Estas especies de víboras voladoras planean pero no ganan altitud mayor que de la que alcanzan impulsándose enérgicamente hacia arriba. Lo que hacen es planear utilizando la velocidad de la caída y las contorsiones de su cuerpo para atrapar el aire y generar un impulso ascendente.

La serpiente voladora se prepara para el despegue colgándose en el extremo de una rama y adoptando con el cuerpo en forma de J. Entonces se impulsa hacia fuera, y toma rápidamente la forma de una S y se aplana hasta casi el doble de su anchura normal, dando a su cuerpo, habitualmente redondeado, adoptando una forma cóncava de C, lo que le permite atrapar el aire. Mediante movimientos ondulantes hacia adelante y hacia atrás, la serpiente es capaz de realizar giros.

Según un Estudio publicado en 1914 en Journal of Experimental Biology por el científico Jake Socha, profesor del departamento de ingeniería biomédica y mecánica de Virginia Tech, y lleva estudiando a las serpientes durante más de 20 años: «Al saltar, se aplana desde justo detrás de la cabeza hasta donde empieza la cola. Lo que hace es rotar sus costillas hacia adelante, hacia la cabeza, y hacia arriba, hacia la columna vertebral»

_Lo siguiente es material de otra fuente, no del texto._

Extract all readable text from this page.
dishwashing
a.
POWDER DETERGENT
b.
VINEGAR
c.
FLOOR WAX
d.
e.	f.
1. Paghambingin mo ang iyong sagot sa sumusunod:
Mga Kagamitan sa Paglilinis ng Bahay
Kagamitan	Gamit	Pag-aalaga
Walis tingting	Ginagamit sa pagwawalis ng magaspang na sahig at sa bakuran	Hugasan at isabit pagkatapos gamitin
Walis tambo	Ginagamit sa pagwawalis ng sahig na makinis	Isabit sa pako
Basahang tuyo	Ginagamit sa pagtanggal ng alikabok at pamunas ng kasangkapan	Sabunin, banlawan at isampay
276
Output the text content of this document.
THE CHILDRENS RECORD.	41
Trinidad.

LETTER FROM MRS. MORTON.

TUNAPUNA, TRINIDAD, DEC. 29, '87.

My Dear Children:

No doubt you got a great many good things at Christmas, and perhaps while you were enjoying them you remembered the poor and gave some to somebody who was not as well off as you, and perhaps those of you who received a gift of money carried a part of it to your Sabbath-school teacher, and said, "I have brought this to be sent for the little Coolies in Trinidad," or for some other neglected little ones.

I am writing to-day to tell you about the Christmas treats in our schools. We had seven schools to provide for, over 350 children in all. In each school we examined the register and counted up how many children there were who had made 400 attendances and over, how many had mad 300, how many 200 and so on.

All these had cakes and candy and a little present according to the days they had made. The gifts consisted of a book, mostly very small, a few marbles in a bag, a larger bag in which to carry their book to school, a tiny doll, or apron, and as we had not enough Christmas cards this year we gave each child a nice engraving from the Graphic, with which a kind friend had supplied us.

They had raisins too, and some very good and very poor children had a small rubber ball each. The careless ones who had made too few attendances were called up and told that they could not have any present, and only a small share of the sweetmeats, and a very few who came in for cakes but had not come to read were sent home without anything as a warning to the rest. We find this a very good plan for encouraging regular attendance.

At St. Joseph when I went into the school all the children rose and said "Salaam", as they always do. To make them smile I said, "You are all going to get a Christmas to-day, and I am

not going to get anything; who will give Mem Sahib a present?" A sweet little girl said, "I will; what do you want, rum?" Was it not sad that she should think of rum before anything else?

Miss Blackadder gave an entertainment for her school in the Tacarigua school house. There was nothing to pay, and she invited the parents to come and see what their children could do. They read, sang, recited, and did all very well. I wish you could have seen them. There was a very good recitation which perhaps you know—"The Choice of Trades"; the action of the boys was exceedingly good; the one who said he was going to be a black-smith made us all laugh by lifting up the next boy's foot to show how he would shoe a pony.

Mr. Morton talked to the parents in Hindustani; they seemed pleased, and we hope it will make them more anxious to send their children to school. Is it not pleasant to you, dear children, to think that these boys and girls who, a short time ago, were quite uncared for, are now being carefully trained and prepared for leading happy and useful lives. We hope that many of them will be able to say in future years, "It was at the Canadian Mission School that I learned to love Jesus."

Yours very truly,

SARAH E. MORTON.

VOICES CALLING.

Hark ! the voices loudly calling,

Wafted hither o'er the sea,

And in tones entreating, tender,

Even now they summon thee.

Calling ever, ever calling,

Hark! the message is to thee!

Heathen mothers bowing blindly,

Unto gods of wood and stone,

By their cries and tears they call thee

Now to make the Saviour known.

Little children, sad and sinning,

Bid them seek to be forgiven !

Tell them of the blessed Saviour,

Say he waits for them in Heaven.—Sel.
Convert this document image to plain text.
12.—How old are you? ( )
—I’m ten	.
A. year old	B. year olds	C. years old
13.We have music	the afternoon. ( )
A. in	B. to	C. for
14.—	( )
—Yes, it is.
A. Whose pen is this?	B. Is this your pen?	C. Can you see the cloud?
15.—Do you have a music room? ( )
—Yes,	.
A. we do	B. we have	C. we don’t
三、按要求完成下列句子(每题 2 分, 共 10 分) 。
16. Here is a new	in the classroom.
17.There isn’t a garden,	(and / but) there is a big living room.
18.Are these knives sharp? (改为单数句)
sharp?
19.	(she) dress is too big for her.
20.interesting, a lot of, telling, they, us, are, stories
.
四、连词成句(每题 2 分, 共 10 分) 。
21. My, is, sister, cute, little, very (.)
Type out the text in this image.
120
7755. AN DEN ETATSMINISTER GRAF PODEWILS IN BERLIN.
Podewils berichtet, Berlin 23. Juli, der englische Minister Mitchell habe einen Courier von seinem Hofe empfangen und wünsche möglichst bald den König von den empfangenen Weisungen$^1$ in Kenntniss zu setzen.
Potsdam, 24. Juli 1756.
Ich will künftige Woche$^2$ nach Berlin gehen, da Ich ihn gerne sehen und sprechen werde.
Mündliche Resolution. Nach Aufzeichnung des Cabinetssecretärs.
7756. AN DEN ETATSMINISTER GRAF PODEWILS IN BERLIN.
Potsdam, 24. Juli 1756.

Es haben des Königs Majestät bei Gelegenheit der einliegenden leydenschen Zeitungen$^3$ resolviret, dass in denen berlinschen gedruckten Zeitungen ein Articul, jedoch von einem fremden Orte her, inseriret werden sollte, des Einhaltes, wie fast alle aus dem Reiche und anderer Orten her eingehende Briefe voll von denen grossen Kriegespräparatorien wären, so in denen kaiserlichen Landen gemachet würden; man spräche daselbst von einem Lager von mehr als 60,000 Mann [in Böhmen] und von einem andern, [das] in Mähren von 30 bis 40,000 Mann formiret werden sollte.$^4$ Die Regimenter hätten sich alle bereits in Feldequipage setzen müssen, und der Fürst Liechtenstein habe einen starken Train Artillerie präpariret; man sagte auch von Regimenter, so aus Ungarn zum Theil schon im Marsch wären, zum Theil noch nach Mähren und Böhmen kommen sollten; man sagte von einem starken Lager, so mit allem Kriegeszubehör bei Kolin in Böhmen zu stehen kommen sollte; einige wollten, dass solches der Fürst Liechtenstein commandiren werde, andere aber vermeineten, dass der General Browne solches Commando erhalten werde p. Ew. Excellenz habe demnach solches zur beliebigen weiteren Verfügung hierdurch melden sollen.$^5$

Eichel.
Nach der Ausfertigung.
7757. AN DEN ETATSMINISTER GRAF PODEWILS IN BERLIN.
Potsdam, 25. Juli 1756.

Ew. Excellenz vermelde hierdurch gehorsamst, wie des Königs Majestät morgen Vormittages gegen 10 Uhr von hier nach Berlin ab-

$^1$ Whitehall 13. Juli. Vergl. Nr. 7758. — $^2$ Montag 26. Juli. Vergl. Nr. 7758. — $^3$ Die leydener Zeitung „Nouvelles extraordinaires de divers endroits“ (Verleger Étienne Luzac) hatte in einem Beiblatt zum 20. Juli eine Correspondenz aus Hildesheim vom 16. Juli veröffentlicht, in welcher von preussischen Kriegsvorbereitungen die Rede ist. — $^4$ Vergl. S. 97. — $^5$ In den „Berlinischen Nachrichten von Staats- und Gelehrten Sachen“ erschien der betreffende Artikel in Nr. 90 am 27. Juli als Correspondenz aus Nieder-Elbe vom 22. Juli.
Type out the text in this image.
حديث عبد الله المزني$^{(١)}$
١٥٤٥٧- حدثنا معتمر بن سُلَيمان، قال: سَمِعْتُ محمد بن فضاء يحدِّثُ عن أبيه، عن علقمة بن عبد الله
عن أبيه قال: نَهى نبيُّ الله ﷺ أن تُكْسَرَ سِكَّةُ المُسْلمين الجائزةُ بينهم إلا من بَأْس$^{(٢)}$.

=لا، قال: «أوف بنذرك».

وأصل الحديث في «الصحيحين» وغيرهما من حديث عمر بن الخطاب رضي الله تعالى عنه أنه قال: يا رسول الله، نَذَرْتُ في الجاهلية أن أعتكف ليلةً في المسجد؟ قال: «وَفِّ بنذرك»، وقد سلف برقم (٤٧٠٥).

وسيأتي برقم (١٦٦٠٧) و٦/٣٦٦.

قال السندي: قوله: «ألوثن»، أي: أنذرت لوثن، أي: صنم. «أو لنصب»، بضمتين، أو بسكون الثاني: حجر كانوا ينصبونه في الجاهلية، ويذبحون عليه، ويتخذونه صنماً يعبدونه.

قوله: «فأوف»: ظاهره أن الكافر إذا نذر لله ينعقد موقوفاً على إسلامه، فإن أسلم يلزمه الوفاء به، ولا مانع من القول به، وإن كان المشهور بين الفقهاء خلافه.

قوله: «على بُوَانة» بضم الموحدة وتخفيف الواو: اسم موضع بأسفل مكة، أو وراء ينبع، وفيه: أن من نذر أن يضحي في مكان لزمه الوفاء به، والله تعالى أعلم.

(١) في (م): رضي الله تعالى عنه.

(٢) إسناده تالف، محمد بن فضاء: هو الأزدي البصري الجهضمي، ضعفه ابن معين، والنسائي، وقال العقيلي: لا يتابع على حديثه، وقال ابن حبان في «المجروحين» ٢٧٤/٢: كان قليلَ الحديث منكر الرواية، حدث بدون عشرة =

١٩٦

Explica que es una especie de danza ondulante que le permitía planear.

Dichas serpientes produce una fuerza aerodinámica comparable con la que crea el ala de un aeromodelo.

Al combinar la transformación física con la danza ondulante en el aire, eso le permite volar por lo alto de los árboles. «Mueve la cabeza de un lado a otro, haciendo que pasen ondas por el cuerpo y parece que estuviera nadando en el aire», explicó Jake Socha.

Se cree que las serpientes voladoras planean mejor que su equivalente entre los mamíferos, que es la ardilla voladora.

Se conocen 5 especies de víboras voladoras, que se encuentran desde el oeste de la India hasta el archipiélago de Indonesia.

No se conoce demasiado sobre su comportamiento en libertad, siendo animales principalmente arborícolas y que rara vez bajan al suelo.

Existen especies más pequeñas que miden unos 60 centímetros de longitud y otras especies más grandes que sobrepasan 1 metro de largo.

En general se alimentan de roedores, lagartos, ranas, pájaros y murciélagos.

Son medianamente venenosas pero resultan casi inofensivas para el ser humano por tener los dientes pequeños y situados en la parte posterior de la boca.

Los científicos desconocen la frecuencia de los vuelos en estos ofidios. Se cree que probablemente hagan uso de sus acrobacias para escapar de depredadores, para desplazarse de un árbol a otro sin tener que bajar al suelo de la selva, y posiblemente para cazar presas para alimentarse.

Fuentes: National Geographic, El Confidencial, BBC.